GEAR: “A” Part One
For the past few months in this newsletter we’ve been talking in detail about the ideal customer shopping experience in retail. If you’ve been following along you know that our process for this is called GEAR. Each letter indicates one phase of the sales process. Our first goal is to GET INVOLVED with the customer. Once we have that permission from the customer we begin to EDIT to determine what the customer needs.
That brings us to the third phase of this process.
Once you and your customer have agreed on the right product for them, we must take an additional step to actually get commitment (and the sale). We must make the product APPEAL to the customer. Our attitude should be, “I want you to make sure you’ve made the right choice.” Our goal is to get the customer to experience the product and connect with it. Too many people in sales are focused on just the right “closing technique.” Most shoppers today are well versed in all these techniques and they come across to us as, well, techniques.

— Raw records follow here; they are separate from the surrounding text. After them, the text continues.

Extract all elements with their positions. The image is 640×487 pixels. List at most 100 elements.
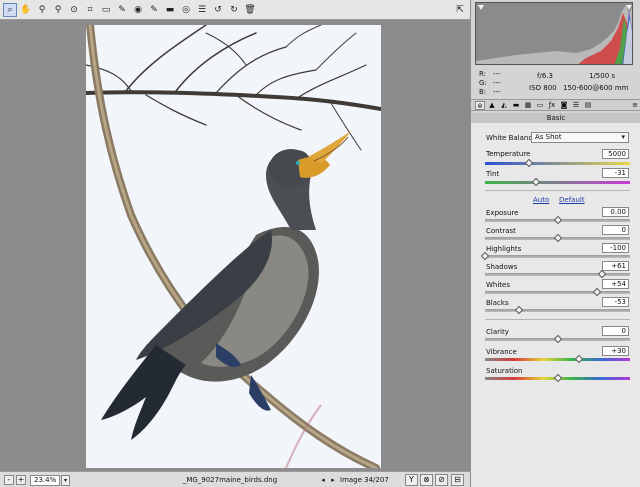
saturation-label: Saturation (486, 367, 523, 375)
contrast-slider[interactable] (485, 233, 630, 243)
lens-value: 150-600@600 mm (563, 84, 629, 92)
file-name: _MG_9027maine_birds.dng (182, 476, 278, 484)
contrast-field[interactable]: 0 (602, 225, 629, 235)
previous-image-button[interactable]: ◂ (318, 475, 328, 485)
vibrance-slider[interactable] (485, 354, 630, 364)
rotate-right-icon[interactable]: ↻ (227, 3, 241, 17)
photo-preview (86, 25, 381, 468)
basic-panel: White Balance: As Shot ▾ Temperature 500… (471, 123, 640, 487)
settings-icon[interactable]: ⊟ (451, 474, 464, 486)
temperature-label: Temperature (486, 150, 531, 158)
tab-presets-icon[interactable]: ☰ (571, 101, 581, 110)
red-label: R: (479, 70, 487, 78)
tab-basic-icon[interactable]: ⊛ (475, 100, 485, 110)
next-image-button[interactable]: ▸ (328, 475, 338, 485)
temperature-slider[interactable] (485, 158, 630, 168)
saturation-slider-thumb[interactable] (553, 373, 562, 383)
auto-link[interactable]: Auto (533, 196, 549, 204)
trash-icon[interactable]: 🗑 (243, 3, 257, 17)
white-balance-select[interactable]: As Shot ▾ (531, 132, 629, 143)
saturation-slider[interactable] (485, 373, 630, 383)
clarity-slider[interactable] (485, 334, 630, 344)
vibrance-field[interactable]: +30 (602, 346, 629, 356)
tint-label: Tint (486, 170, 500, 178)
exposure-label: Exposure (486, 209, 519, 217)
chevron-down-icon: ▾ (621, 133, 625, 141)
highlights-field[interactable]: -100 (602, 243, 629, 253)
default-link[interactable]: Default (559, 196, 585, 204)
spot-removal-icon[interactable]: ✎ (115, 3, 129, 17)
exposure-slider-thumb[interactable] (553, 215, 562, 225)
preferences-icon[interactable]: ☰ (195, 3, 209, 17)
zoom-in-button[interactable]: + (16, 475, 26, 485)
whites-slider-thumb[interactable] (592, 287, 601, 297)
aperture-value: f/6.3 (537, 72, 553, 80)
whites-field[interactable]: +54 (602, 279, 629, 289)
exposure-field[interactable]: 0.00 (602, 207, 629, 217)
fullscreen-icon[interactable]: ⇱ (453, 3, 467, 17)
tab-detail-icon[interactable]: ◭ (499, 101, 509, 110)
shadows-label: Shadows (486, 263, 518, 271)
exposure-slider[interactable] (485, 215, 630, 225)
hand-icon[interactable]: ✋ (19, 3, 33, 17)
compare-icon[interactable]: ⊗ (420, 474, 433, 486)
tab-effects-icon[interactable]: ƒx (547, 101, 557, 110)
tint-slider-thumb[interactable] (531, 177, 540, 187)
highlights-slider[interactable] (480, 251, 630, 261)
whites-slider[interactable] (485, 287, 630, 297)
zoom-icon[interactable]: ⌕ (3, 2, 17, 17)
tab-snapshots-icon[interactable]: ▤ (583, 101, 593, 110)
highlights-label: Highlights (486, 245, 522, 253)
crop-icon[interactable]: ⌗ (83, 3, 97, 17)
cormorant-photo (86, 25, 381, 468)
blacks-field[interactable]: -53 (602, 297, 629, 307)
color-sampler-icon[interactable]: ⚲ (51, 3, 65, 17)
adjustment-brush-icon[interactable]: ✎ (147, 3, 161, 17)
contrast-label: Contrast (486, 227, 516, 235)
white-balance-icon[interactable]: ⚲ (35, 3, 49, 17)
clarity-field[interactable]: 0 (602, 326, 629, 336)
chevron-down-icon[interactable]: ▾ (61, 475, 70, 486)
graduated-filter-icon[interactable]: ▬ (163, 3, 177, 17)
temperature-field[interactable]: 5000 (602, 149, 629, 159)
tint-field[interactable]: -31 (602, 168, 629, 178)
blacks-slider[interactable] (485, 305, 630, 315)
vibrance-slider-thumb[interactable] (575, 354, 584, 364)
clarity-label: Clarity (486, 328, 509, 336)
radial-filter-icon[interactable]: ◎ (179, 3, 193, 17)
divider (485, 190, 630, 191)
blacks-label: Blacks (486, 299, 509, 307)
green-label: G: (479, 79, 487, 87)
shadows-field[interactable]: +61 (602, 261, 629, 271)
shadows-slider-thumb[interactable] (597, 269, 606, 279)
tab-split-toning-icon[interactable]: ▦ (523, 101, 533, 110)
red-eye-icon[interactable]: ◉ (131, 3, 145, 17)
shadows-slider[interactable] (485, 269, 630, 279)
tab-camera-calibration-icon[interactable]: ◙ (559, 101, 569, 110)
temperature-slider-thumb[interactable] (524, 158, 533, 168)
clarity-slider-thumb[interactable] (553, 334, 562, 344)
green-value: --- (493, 79, 501, 87)
tab-tone-curve-icon[interactable]: ▲ (487, 101, 497, 110)
zoom-level-field[interactable]: 23.4% (30, 475, 60, 486)
straighten-icon[interactable]: ▭ (99, 3, 113, 17)
tab-lens-icon[interactable]: ▭ (535, 101, 545, 110)
tint-slider[interactable] (485, 177, 630, 187)
iso-value: ISO 800 (529, 84, 557, 92)
toggle-icon[interactable]: ⊘ (435, 474, 448, 486)
blacks-slider-thumb[interactable] (514, 305, 524, 315)
image-counter: Image 34/207 (340, 476, 389, 484)
panel-menu-icon[interactable]: ≡ (632, 101, 638, 109)
highlights-slider-thumb[interactable] (480, 251, 490, 261)
section-title: Basic (471, 113, 640, 123)
zoom-out-button[interactable]: - (4, 475, 14, 485)
contrast-slider-thumb[interactable] (553, 233, 562, 243)
blue-label: B: (479, 88, 487, 96)
histogram-graph (476, 3, 632, 64)
preview-area (0, 20, 470, 471)
targeted-adjustment-icon[interactable]: ⊙ (67, 3, 81, 17)
rotate-left-icon[interactable]: ↺ (211, 3, 225, 17)
rating-y-button[interactable]: Y (405, 474, 418, 486)
tab-hsl-icon[interactable]: ▬ (511, 101, 521, 110)
camera-raw-window: ⌕ ✋ ⚲ ⚲ ⊙ ⌗ ▭ ✎ ◉ ✎ ▬ ◎ ☰ ↺ ↻ 🗑 ⇱ - + 23… (0, 0, 640, 487)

Instead let’s simply give the customer an opportunity to interact with the product. The approach should be for the customer to experience the “feeling of ownership.” Once they’ve connected to the right product there’ll be no stopping the purchase. They’re in love!
If you’ve ever shopped at Sam’s Club or Costco on a busy Saturday, you have experienced this in action. On these days, you’ll find the staff cooking the products and giving them away. “Would you like to try a sample?” Why, of course. Once you try the product—taste it for yourself—and determine that it could work for you, the sale is made.

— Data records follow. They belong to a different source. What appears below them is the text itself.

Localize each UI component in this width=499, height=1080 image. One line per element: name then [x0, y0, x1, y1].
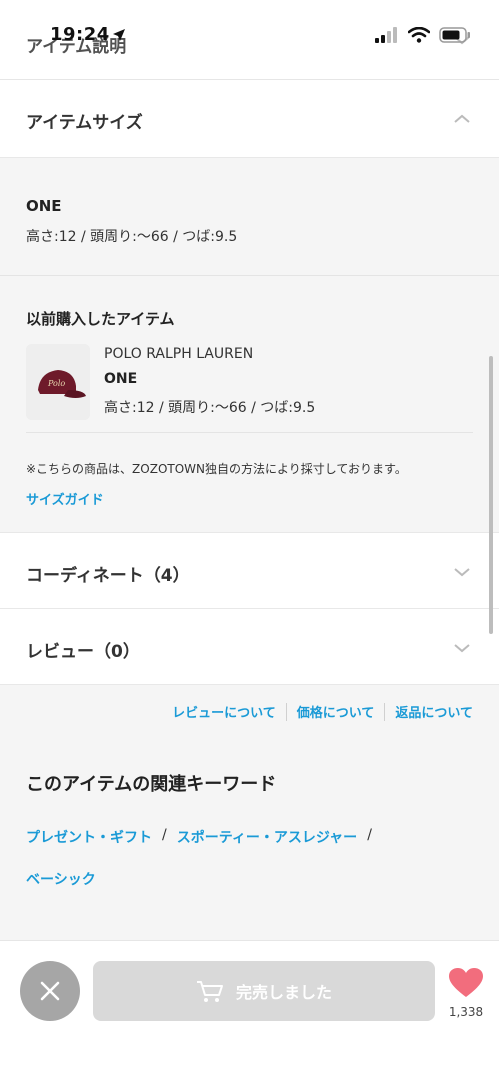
review-info-link[interactable]: レビューについて [172, 702, 276, 721]
divider [0, 275, 499, 276]
keyword-link[interactable]: スポーティー・アスレジャー [177, 827, 357, 847]
link-divider [384, 702, 386, 721]
item-size-title: アイテムサイズ [26, 113, 143, 133]
sold-out-label: 完売しました [235, 983, 332, 1002]
product-size-detail: 高さ:12 / 頭周り:〜66 / つば:9.5 [104, 400, 316, 416]
cap-image: Polo [26, 344, 90, 420]
battery-icon [439, 27, 470, 43]
chevron-down-icon[interactable] [453, 566, 471, 578]
sold-out-button[interactable]: 完売しました [93, 961, 435, 1021]
wifi-icon [408, 27, 430, 43]
keywords-title: このアイテムの関連キーワード [26, 774, 277, 795]
size-guide-link[interactable]: サイズガイド [26, 489, 104, 508]
previous-purchase-title: 以前購入したアイテム [26, 310, 175, 328]
product-size: ONE [104, 371, 138, 387]
scrollbar[interactable] [489, 356, 493, 634]
price-info-link[interactable]: 価格について [297, 702, 375, 721]
keyword-separator: / [367, 827, 372, 843]
cart-icon [196, 981, 223, 1002]
svg-text:Polo: Polo [47, 379, 65, 388]
coordinate-row[interactable]: コーディネート（4） [0, 532, 499, 609]
product-brand: POLO RALPH LAUREN [104, 346, 254, 362]
keyword-separator: / [162, 827, 167, 843]
coordinate-title: コーディネート（4） [26, 566, 190, 586]
size-detail: 高さ:12 / 頭周り:〜66 / つば:9.5 [26, 229, 238, 245]
measurement-note: ※こちらの商品は、ZOZOTOWN独自の方法により採寸しております。 [26, 462, 407, 476]
product-thumbnail[interactable]: Polo [26, 344, 90, 420]
chevron-up-icon[interactable] [453, 113, 471, 125]
size-name: ONE [26, 197, 62, 215]
bottom-action-bar: 完売しました 1,338 [0, 940, 499, 1080]
keyword-link[interactable]: ベーシック [26, 869, 96, 889]
status-icons [375, 27, 471, 43]
favorite-count: 1,338 [448, 1005, 484, 1019]
cellular-icon [375, 27, 397, 43]
divider [26, 432, 473, 433]
info-links: レビューについて 価格について 返品について [172, 702, 473, 721]
status-bar: アイテム説明 19:24 [0, 0, 499, 80]
status-time: 19:24 [50, 24, 110, 45]
keywords-list: プレゼント・ギフト / スポーティー・アスレジャー / [26, 827, 372, 847]
review-row[interactable]: レビュー（0） [0, 609, 499, 685]
keyword-link[interactable]: プレゼント・ギフト [26, 827, 152, 847]
link-divider [285, 702, 287, 721]
close-icon [40, 981, 60, 1001]
favorite-button[interactable]: 1,338 [446, 967, 486, 1019]
location-arrow-icon [113, 29, 125, 41]
return-info-link[interactable]: 返品について [395, 702, 473, 721]
close-button[interactable] [20, 961, 80, 1021]
heart-icon [449, 968, 483, 997]
chevron-down-icon[interactable] [453, 642, 471, 654]
review-title: レビュー（0） [26, 642, 140, 662]
item-size-header[interactable]: アイテムサイズ [0, 80, 499, 158]
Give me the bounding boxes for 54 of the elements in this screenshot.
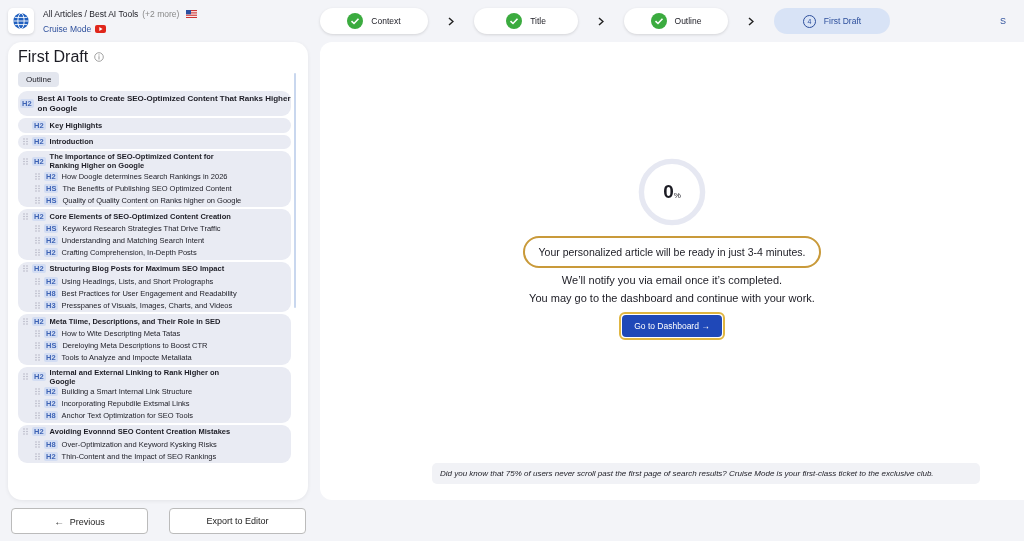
tip-text: Did you know that 75% of users never scroll past the first page of search results? Cruise Mode is your first-class ticket to the exclusive club. — [432, 463, 980, 484]
drag-handle-icon[interactable] — [23, 138, 28, 146]
drag-handle-icon[interactable] — [23, 265, 28, 273]
drag-handle-icon[interactable] — [23, 373, 28, 380]
drag-handle-icon[interactable] — [35, 237, 40, 244]
drag-handle-icon[interactable] — [35, 289, 40, 297]
drag-handle-icon[interactable] — [35, 452, 40, 460]
scrollbar-thumb[interactable] — [294, 73, 296, 308]
globe-logo-icon[interactable] — [8, 8, 34, 34]
video-play-icon — [95, 24, 107, 33]
export-button[interactable]: Export to Editor — [169, 508, 306, 534]
drag-handle-icon[interactable] — [35, 249, 40, 256]
cruise-mode-link[interactable]: Cruise Mode — [43, 23, 92, 34]
progress-value: 0% — [662, 180, 682, 204]
drag-handle-icon[interactable] — [35, 172, 40, 180]
step-pill[interactable]: Title — [474, 8, 578, 34]
drag-handle-icon[interactable] — [35, 412, 40, 419]
notice-text: We’ll notify you via email once it’s completed. — [561, 274, 783, 286]
panel-title: First Draft — [18, 48, 89, 66]
chevron-right-icon — [448, 16, 454, 26]
flag-icon — [186, 9, 198, 18]
step-pill[interactable]: Context — [320, 8, 428, 34]
more-count: (+2 more) — [142, 8, 180, 19]
article-title: Best AI Tools to Create SEO-Optimized Content That Ranks Higher on Google — [37, 94, 291, 113]
check-icon — [347, 13, 364, 29]
step-label[interactable]: S — [1000, 16, 1006, 26]
breadcrumb[interactable]: All Articles / Best AI Tools — [43, 8, 139, 19]
chevron-right-icon — [598, 16, 604, 26]
outline-tab[interactable]: Outline — [18, 72, 60, 87]
drag-handle-icon[interactable] — [35, 196, 40, 204]
drag-handle-icon[interactable] — [35, 301, 40, 309]
drag-handle-icon[interactable] — [23, 157, 28, 165]
drag-handle-icon[interactable] — [35, 330, 40, 337]
drag-handle-icon[interactable] — [35, 225, 40, 232]
previous-button[interactable]: ← Previous — [11, 508, 148, 534]
drag-handle-icon[interactable] — [35, 184, 40, 192]
info-icon[interactable] — [94, 52, 105, 62]
drag-handle-icon[interactable] — [35, 440, 40, 448]
chevron-right-icon — [748, 16, 754, 26]
drag-handle-icon[interactable] — [35, 400, 40, 407]
check-icon — [650, 13, 667, 29]
ready-notice: Your personalized article will be ready in just 3-4 minutes. — [522, 236, 822, 268]
step-pill[interactable]: Outline — [624, 8, 728, 34]
drag-handle-icon[interactable] — [35, 388, 40, 395]
drag-handle-icon[interactable] — [23, 428, 28, 436]
drag-handle-icon[interactable] — [35, 354, 40, 361]
drag-handle-icon[interactable] — [23, 317, 28, 325]
notice-text: You may go to the dashboard and continue with your work. — [529, 292, 815, 304]
drag-handle-icon[interactable] — [23, 212, 28, 220]
drag-handle-icon[interactable] — [35, 342, 40, 349]
dashboard-button[interactable]: Go to Dashboard → — [622, 315, 722, 337]
check-icon — [506, 13, 523, 29]
arrow-left-icon: ← — [54, 515, 65, 527]
drag-handle-icon[interactable] — [35, 277, 40, 285]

There’s a great reason why Anthropologie (women’s boutique) dedicates so much of their square footage to dressing rooms. They treat the dressing room experience as the most important part of the customer’s visit to their store. Why? They want shoppers to take their time, try on lots of clothes, and see how they look and feel. They know that once the customer has the feeling of ownership, the sale is guaranteed.
No matter what you sell, you have to look for these opportunities. You can easily see how nutrition and apparel can be implemented. What about your products:
-Backpacks
-Sunglasses
-Electronics
-Socks
-Cameras
A few years ago while working with a ski goggles company we learned an important truth about selling goggles (especially to women). Goggles, by themselves, didn’t look good on your head when trying them on the store. But if you also put on a helmet or hat, a scarf and parka, the goggles looked perfect. That’s the feeling of ownership—and that is the perfect way to make sure your product will APPEAL enough to be purchased. Forget closing techniques. Focus on the feeling of ownership instead.